Russian_naval_forcesGiochi di guerra nell’Estremo Oriente russo: circa 160mila soldati, 5000 carri armati, 70 navi e 130 aerei saranno impegnati fino al  20 luglio in un’esercitazione terrestre e aeronavale che, per numero di uomini e mezzi, non raggiungeva una simile imponenza  dall’epoca sovietica. Ancora una volta, si tratta di una mobilitazione a sorpresa, nell’ambito di una serie di check che il Cremlino sta attuando negli ultimi mesi, allo scopo di valutare la capacità di reazione delle Forze Armate di fronte ad una situazione d’emergenza. Le esercitazioni di tal genere sono diventate molto frequenti da quando nello scorso novembre Sergej Shoigu ha preso il posto di Anatolj Serdjukov al Ministero della Difesa: già nei mesi scorsi ne sono state effettuate nei distretti militari meridionali, occidentali e centrali.

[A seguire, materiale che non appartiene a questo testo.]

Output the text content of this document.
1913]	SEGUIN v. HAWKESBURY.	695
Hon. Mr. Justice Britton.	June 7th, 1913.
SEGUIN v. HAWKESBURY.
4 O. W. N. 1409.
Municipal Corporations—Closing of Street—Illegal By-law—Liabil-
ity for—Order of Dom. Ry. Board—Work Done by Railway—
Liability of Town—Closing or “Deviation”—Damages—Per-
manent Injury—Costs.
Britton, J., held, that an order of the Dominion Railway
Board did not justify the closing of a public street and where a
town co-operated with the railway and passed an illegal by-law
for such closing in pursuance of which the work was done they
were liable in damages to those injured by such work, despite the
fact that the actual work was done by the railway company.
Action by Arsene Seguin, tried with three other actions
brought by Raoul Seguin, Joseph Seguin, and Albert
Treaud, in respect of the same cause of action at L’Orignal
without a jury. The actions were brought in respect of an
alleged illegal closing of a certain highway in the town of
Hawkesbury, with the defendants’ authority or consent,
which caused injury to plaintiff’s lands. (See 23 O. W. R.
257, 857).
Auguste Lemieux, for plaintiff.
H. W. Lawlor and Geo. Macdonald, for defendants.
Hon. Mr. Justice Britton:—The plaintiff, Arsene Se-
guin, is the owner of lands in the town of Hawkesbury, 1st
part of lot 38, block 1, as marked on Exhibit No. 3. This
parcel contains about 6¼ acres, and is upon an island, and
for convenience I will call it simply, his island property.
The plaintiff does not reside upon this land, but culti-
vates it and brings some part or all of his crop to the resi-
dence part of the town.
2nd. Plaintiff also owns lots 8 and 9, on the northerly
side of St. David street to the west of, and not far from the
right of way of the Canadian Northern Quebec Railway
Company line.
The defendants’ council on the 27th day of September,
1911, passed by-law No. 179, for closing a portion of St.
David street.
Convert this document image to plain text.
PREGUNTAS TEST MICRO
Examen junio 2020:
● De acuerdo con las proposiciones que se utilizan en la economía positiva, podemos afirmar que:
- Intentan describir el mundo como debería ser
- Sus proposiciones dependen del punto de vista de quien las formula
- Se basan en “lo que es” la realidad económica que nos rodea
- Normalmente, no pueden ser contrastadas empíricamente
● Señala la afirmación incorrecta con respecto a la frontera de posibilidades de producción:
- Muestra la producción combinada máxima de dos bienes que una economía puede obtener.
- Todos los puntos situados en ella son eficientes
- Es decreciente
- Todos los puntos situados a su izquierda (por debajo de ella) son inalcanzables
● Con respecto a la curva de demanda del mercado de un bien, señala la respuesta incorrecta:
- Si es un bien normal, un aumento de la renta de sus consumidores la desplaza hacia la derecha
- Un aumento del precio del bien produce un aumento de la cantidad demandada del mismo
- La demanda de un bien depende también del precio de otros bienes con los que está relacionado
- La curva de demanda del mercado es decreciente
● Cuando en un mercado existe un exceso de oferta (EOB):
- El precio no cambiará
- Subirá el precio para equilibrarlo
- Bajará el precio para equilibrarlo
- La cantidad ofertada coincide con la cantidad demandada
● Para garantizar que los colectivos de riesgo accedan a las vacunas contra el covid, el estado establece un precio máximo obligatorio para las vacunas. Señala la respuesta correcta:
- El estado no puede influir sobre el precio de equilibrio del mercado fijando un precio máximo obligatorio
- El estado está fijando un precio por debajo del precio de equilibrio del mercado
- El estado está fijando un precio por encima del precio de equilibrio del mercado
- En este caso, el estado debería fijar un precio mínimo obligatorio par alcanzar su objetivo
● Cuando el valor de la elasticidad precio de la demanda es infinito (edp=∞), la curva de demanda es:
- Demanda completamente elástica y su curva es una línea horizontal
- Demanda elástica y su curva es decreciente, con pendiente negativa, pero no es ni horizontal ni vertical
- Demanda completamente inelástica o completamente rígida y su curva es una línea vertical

E anche stavolta, senza alcun preavviso, nelle prime ore di sabato scorso Vladimir Putin ha dato ordine al  ministro Shoigu di testare la capacità di reazione delle divisioni orientali dell’Armata, della Flotta e dell’Aeronautica. Le guarnigioni sono state messe in stato di massima allerta e hanno cominciato a muoversi verso le zone operative: a conferma di come tutto dovesse apparire il più reale possibile, il programma delle esercitazioni é stato reso noto ai vari comandanti soltanto dopo l’inizio delle manovre militari.

Per la prima volta, la Difesa russa ha voluto testare la capacità di reazione delle truppe su terreni sconosciuti, a distanza di migliaia di chilometri dai luoghi dove normalmente sono dislocate: alle forze di terra sono state concesse 48 ore per raggiungere le loro destinazioni, durante le quali dovranno iniziare a organizzare le loro strategie di difesa. Durante la loro marcia i vari convogli militari godranno della copertura aerea di jet Sukhoi Su-27, che già nelle prime ore dell’operazione sono decollati dalle basi di Ussuriysk e Komsomolsk sull’Amur per effettuare esercitazioni nella localizzazione e nella distruzione di minacce marittime e per scortare, insieme agli aerei anti-nave Tupolev Tu-124 e Iljushin Il-38, i battelli diretti verso l’isola di Sakhalin e le navi della Flotta del Pacifico – tra cui le unità anti-sommergibili Marshal Shaposhnikov e Admiral Vinogradov, quelle d’assalto Osljabja e Nikolaj Vilkov, e il cacciatorpediniere Bystrij –  impegnate nelle loro manovre nel vicino Mare di Okhotsk, dove è prevista la sperimentazione dei nuovi missili da crociera teleguidati Varjag.

Putin, che presenzierà domani e dopodomani alle attività militari, ha inoltre chiesto che il Ministero della Difesa predisponga esercitazioni di salvataggio in mare e recupero di veicoli in avaria, inclusi i sottomarini, questi ultimi elementi centrali nella nuova strategia di difesa russa.